The Salinas Californian’s story Local produce linked to E. coli outbreaks reports that contamination of lettuce and spinach grown in the Salinas area is blamed in three major food-illness outbreaks since 2002, although state investigators have been unable to pinpoint the sources of bacteria that killed one elderly woman and sickened at least 114 other people.
From the article:
All three incidents, two in California and one in Washington state, involved the most dangerous form of the bacteria E. coli — type O157:H7.
This form, which can lead to kidney failure in the worst cases, is more often transmitted in food handling than during cultivation or processing. But in two of the outbreaks, multiple contaminations of lettuce from the same shipments in different places suggest that trouble occurred before the produce reached food preparers.

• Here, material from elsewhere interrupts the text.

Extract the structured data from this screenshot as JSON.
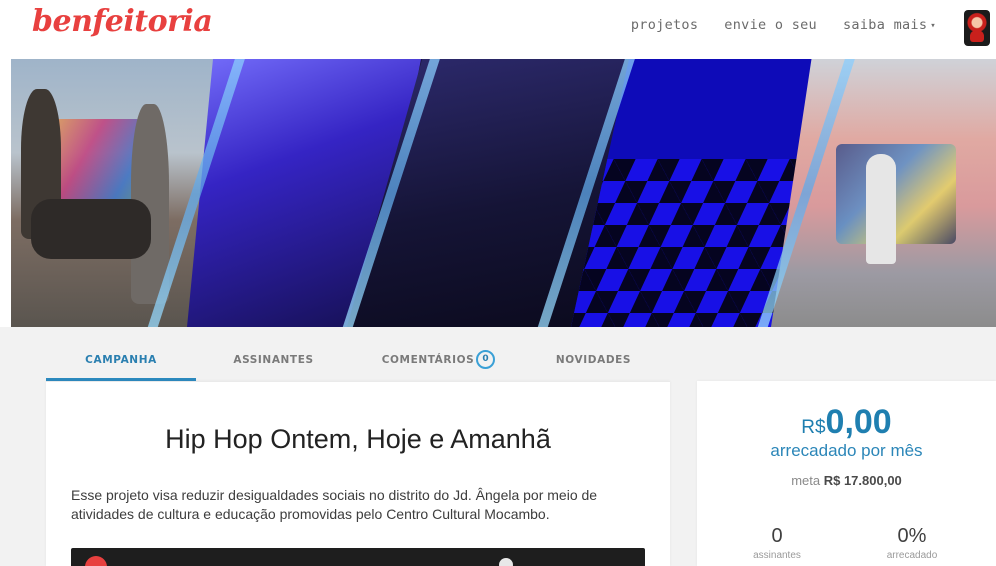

“The multiple sources of romaine involving two distant states suggest that contamination was not caused by consumers or a food handler,” said a Washington State Department of Health report released in March 2003. “It is likely contamination occurred prior to lettuce distribution.”
At least 16 victims were hospitalized with symptoms that included severe cramping, vomiting and bloody diarrhea, according to official reports. All survived except for a resident of a Bay Area retirement community, who ate contaminated spinach in October 2003, and a fellow resident, who was hospitalized for bacterial infection and died days later of an unrelated cause, the San Mateo County Health Services Agency said.
Following each of the outbreaks reported between July 2002 and October 2003 — at a drill-dance camp in Washington state, a restaurant chain in San Diego County and the retirement community in Portola Valley — California health officials completed extensive investigations around Salinas.
All three outbreaks involved produce that had been cut in advance for convenient use, as opposed to heads or bunches.